Published on 28 Aug 09
by NATIONAL DIVISION, THE TAX INSTITUTE
During their lifetime trusts are exceptionally flexible structures with distinct tax and wealth protection advantages. As they reach the end of their useful life, extracting the value they harbour can be tricky. This paper considers some of the practical difficulties likely to be encountered along the way and on vesting.
Covered are effective distributions:
- unit trusts: What constitutes a non-assessable distribution? Timing advantages under an E4;
- planning ahead to fully utilise the small business CGT concessions;
- do hybrid trusts present particular winding up problems?;
- the trustee calls it "income" but the ATO calls it "capital". Does name-calling make a difference?;
- capital distributions and the legitimacy of following the Practice Statement LA 2005/1; and
- the impact of the Board of Taxation's Review of MITs.
Ken is a tax and commercial law partner in the Sydney office of SBN Lawyers.
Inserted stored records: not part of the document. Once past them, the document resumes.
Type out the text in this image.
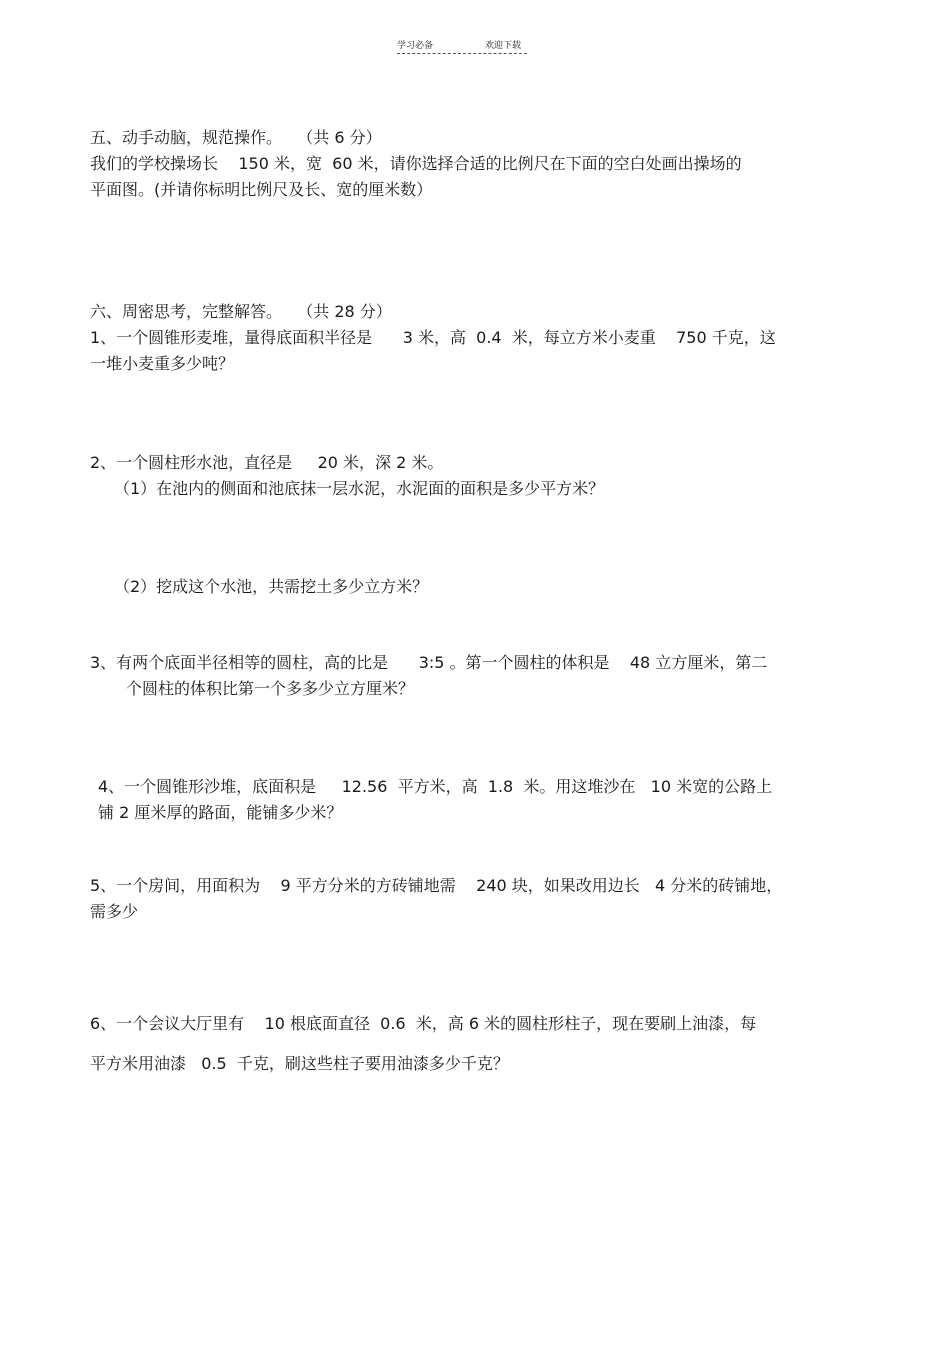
学习必备	欢迎下载
五、动手动脑，规范操作。   （共 6 分）
我们的学校操场长    150 米，宽  60 米，请你选择合适的比例尺在下面的空白处画出操场的
平面图。(并请你标明比例尺及长、宽的厘米数）
六、周密思考，完整解答。   （共 28 分）
1、一个圆锥形麦堆，量得底面积半径是      3 米，高  0.4  米，每立方米小麦重    750 千克，这
一堆小麦重多少吨？
2、一个圆柱形水池，直径是     20 米，深 2 米。
（1）在池内的侧面和池底抹一层水泥，水泥面的面积是多少平方米？
（2）挖成这个水池，共需挖土多少立方米？
3、有两个底面半径相等的圆柱，高的比是      3:5 。第一个圆柱的体积是    48 立方厘米，第二
个圆柱的体积比第一个多多少立方厘米？
4、一个圆锥形沙堆，底面积是     12.56  平方米，高  1.8  米。用这堆沙在   10 米宽的公路上
铺 2 厘米厚的路面，能铺多少米？
5、一个房间，用面积为    9 平方分米的方砖铺地需    240 块，如果改用边长   4 分米的砖铺地，
需多少
6、一个会议大厅里有    10 根底面直径  0.6  米，高 6 米的圆柱形柱子，现在要刷上油漆，每
平方米用油漆   0.5  千克，刷这些柱子要用油漆多少千克？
He has extensive experience in all aspects of tax (including State taxes) as well as business structuring, asset protection, succession planning and trust and estate law. Ken is a National Councillor of the Tax Institute and a member of the NSW Divisional Council and Education Committee. He is also a member of the Advisory Panel to the Board of Taxation and has recently been involved as a member of the Working Group on Managed Investment Trusts.